I have a general question about oversampling and I’m hoping the community can point me in the right direction. My current understanding of oversampling tabular data is that if I have 100 records of one type and 1 or 2 records of another type, I should copy and paste the less common record until I have the same number of each. So the example I’m thinking about is a dataset that has 100 healthy individuals and 1 that is sick. If I use the oversampling approach, I will end up with my sick identifier as whatever my 1 sick person has. So assume instead of 1 person, there are 10 sick people in my dataset.
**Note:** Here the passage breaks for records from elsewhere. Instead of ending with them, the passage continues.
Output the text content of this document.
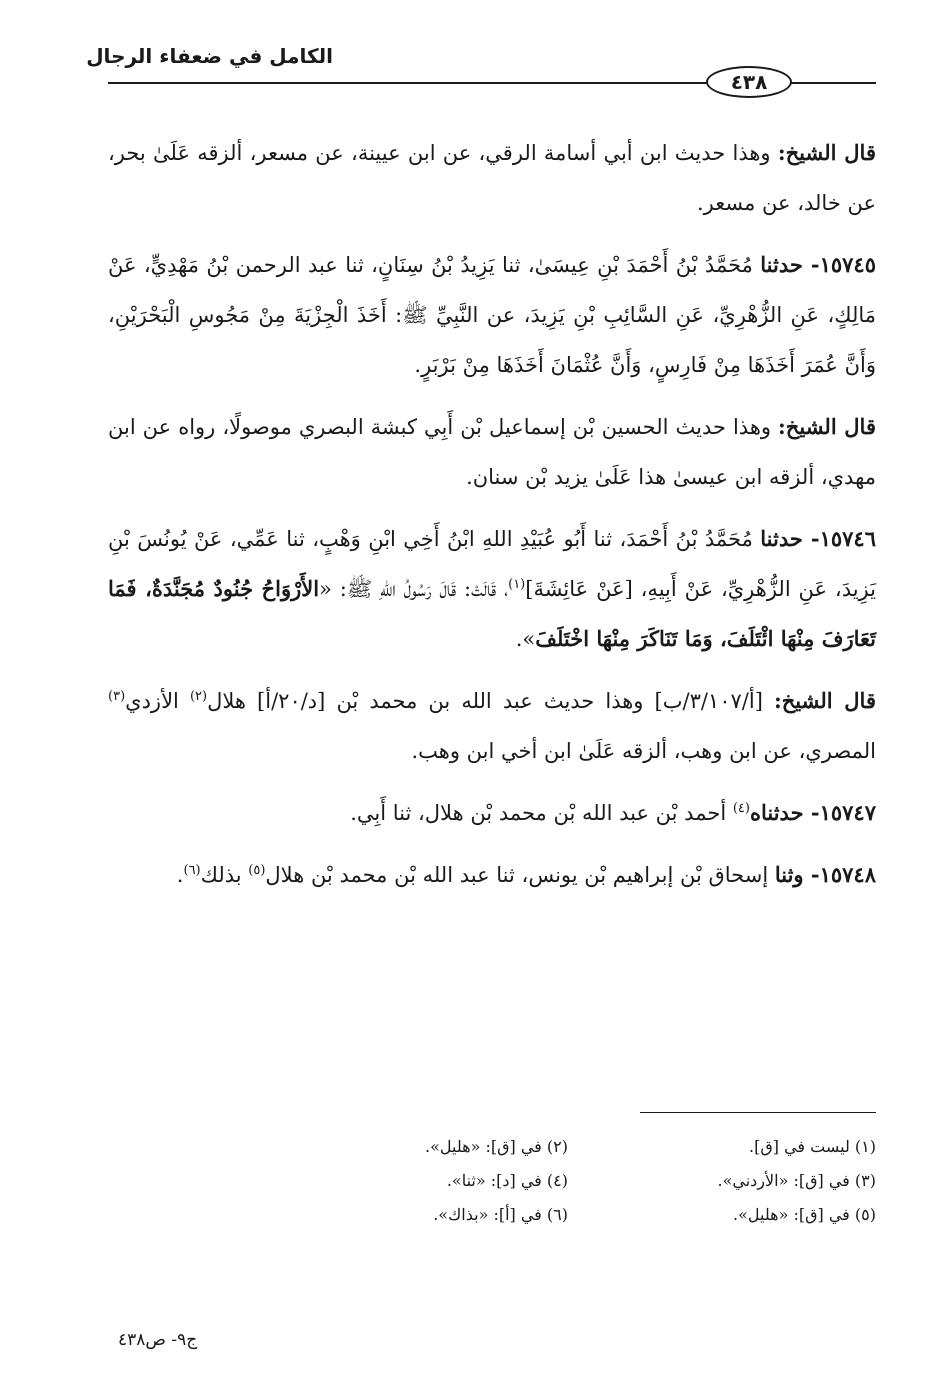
الكامل في ضعفاء الرجال
٤٣٨

قال الشيخ: وهذا حديث ابن أبي أسامة الرقي، عن ابن عيينة، عن مسعر، ألزقه عَلَىٰ بحر، عن خالد، عن مسعر.

١٥٧٤٥- حدثنا مُحَمَّدُ بْنُ أَحْمَدَ بْنِ عِيسَىٰ، ثنا يَزِيدُ بْنُ سِنَانٍ، ثنا عبد الرحمن بْنُ مَهْدِيٍّ، عَنْ مَالِكٍ، عَنِ الزُّهْرِيِّ، عَنِ السَّائِبِ بْنِ يَزِيدَ، عن النَّبِيِّ ﷺ: أَخَذَ الْجِزْيَةَ مِنْ مَجُوسِ الْبَحْرَيْنِ، وَأَنَّ عُمَرَ أَخَذَهَا مِنْ فَارِسٍ، وَأَنَّ عُثْمَانَ أَخَذَهَا مِنْ بَرْبَرٍ.

قال الشيخ: وهذا حديث الحسين بْن إسماعيل بْن أَبِي كبشة البصري موصولًا، رواه عن ابن مهدي، ألزقه ابن عيسىٰ هذا عَلَىٰ يزيد بْن سنان.

١٥٧٤٦- حدثنا مُحَمَّدُ بْنُ أَحْمَدَ، ثنا أَبُو عُبَيْدِ اللهِ ابْنُ أَخِي ابْنِ وَهْبٍ، ثنا عَمِّي، عَنْ يُونُسَ بْنِ يَزِيدَ، عَنِ الزُّهْرِيِّ، عَنْ أَبِيهِ، [عَنْ عَائِشَةَ]$^{(١)}$، قَالَتْ: قَالَ رَسُولُ اللهِ ﷺ: «الأَرْوَاحُ جُنُودٌ مُجَنَّدَةٌ، فَمَا تَعَارَفَ مِنْهَا ائْتَلَفَ، وَمَا تَنَاكَرَ مِنْهَا اخْتَلَفَ».

قال الشيخ: [أ/٣/١٠٧/ب] وهذا حديث عبد الله بن محمد بْن [د/٢٠/أ] هلال$^{(٢)}$ الأزدي$^{(٣)}$ المصري، عن ابن وهب، ألزقه عَلَىٰ ابن أخي ابن وهب.

١٥٧٤٧- حدثناه$^{(٤)}$ أحمد بْن عبد الله بْن محمد بْن هلال، ثنا أَبِي.

١٥٧٤٨- وثنا إسحاق بْن إبراهيم بْن يونس، ثنا عبد الله بْن محمد بْن هلال$^{(٥)}$ بذلك$^{(٦)}$.

(١) ليست في [ق].
(٢) في [ق]: «هليل».
(٣) في [ق]: «الأردني».
(٤) في [د]: «ثنا».
(٥) في [ق]: «هليل».
(٦) في [أ]: «بذاك».
ج٩- ص٤٣٨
I see the same issue arising since there are still 10 copies of each sick person so instead of having the 1 record of a 25 year-old male with brown hair that is sick, this is shown in the model as 10 people so if you assume that there were two 25 year-old males with brown hair in the dataset, 1 sick and 1 not sick, this would be put into the model and instantly the model would assume you are sick because there are so many other not sick people and only 10 sick people and you hit those identifiers.
Yes after over-sampling you need to adjust the threshold at inference time - it won’t be 0.5 any more!
Here is an interesting article on SMOTE which is an oversampling technique that seems pretty cool: https://beckernick.github.io/oversampling-modeling/
and here is the paper introducing SMOTE (from 2002): https://arxiv.org/pdf/1106.1813.pdf
This seems like the most popular way to oversample and it is easy to do, just make sure to only oversample the training set, not the validation set.